The ROC curve analysis identified four potential biomarkers of diagnostic significance, Stearoylethanolamide, Serylthreonine, Xestoaminol C and Farnesyl acetone with AUC of 0.8750, 0.8625, 0.8583 and 0.8583, respectively. Stearoylethanolamide, an endogenous cannabinoid-like compound with pro-apoptotic activity, is found in the human brain to support the blood-brain barrier in acute systemic inflammation [46, 47]. Terpenoids related compounds exhibit high antibacterial activity against gram-negative bacteria and the very high cytotoxic activity profile of farnesol gives it potential as an anticancer agent [48]. ROC curve analysis between the gut microbes and metabolites showed that the diagnostic power was significantly increased (AUC = 0.9). Previous studies revealed that combining of the bacteria and the clinical tumor markers showed a higher ROC value for predicting LC [49]. Besides, the diagnostic power for predicting colorectal cancer was significantly increased based on the combination of metabolites and bacterial markers [50]. These studies suggesting that joint multi-dimensional data could be used to better predict disease risks. In many cases, gut flora structure has been correlated with the severity of respiratory diseases, such as NSCLC, COVID-19 and COPD [51,52,53].

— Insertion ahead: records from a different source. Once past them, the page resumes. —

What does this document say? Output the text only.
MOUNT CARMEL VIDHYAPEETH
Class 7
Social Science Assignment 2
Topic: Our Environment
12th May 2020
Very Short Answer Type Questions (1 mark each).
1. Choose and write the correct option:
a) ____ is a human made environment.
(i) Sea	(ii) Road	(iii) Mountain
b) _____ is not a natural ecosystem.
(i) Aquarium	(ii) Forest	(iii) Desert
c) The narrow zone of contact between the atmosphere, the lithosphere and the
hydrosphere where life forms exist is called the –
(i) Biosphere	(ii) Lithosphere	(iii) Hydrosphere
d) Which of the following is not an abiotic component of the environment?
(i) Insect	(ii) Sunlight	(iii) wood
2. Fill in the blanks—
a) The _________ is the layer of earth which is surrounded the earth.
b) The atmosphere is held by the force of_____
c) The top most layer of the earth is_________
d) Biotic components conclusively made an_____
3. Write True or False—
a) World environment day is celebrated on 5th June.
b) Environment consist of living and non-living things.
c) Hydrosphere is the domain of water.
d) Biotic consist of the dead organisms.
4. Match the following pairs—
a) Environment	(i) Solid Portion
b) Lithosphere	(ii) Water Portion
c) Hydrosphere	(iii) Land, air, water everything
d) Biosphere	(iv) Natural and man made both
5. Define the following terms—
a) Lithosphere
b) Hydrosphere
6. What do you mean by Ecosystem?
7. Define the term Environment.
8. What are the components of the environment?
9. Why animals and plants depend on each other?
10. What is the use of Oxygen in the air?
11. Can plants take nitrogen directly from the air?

In conclusion, the intestinal microecology of patients with LC and benign pulmonary diseases patients were characterized in this study. It is revealed that impaired lung ventilation may influence disease severity in LC patients and a predictive model could be developed based on the combination of gut microbes and metabolites for assessing the severity of lung cancer. In the future, a larger sample of the validation queue is needed to validate that alterations in gut microbiota and metabolites are associated with long-term lung dysfunction in LC patients.

Conclusions

Our results showed that microbiome and metabolomics analyses provide important candidate to be used as clinically diagnostic biomarkers and therapeutic targets related to lung cancer with impaired pulmonary function.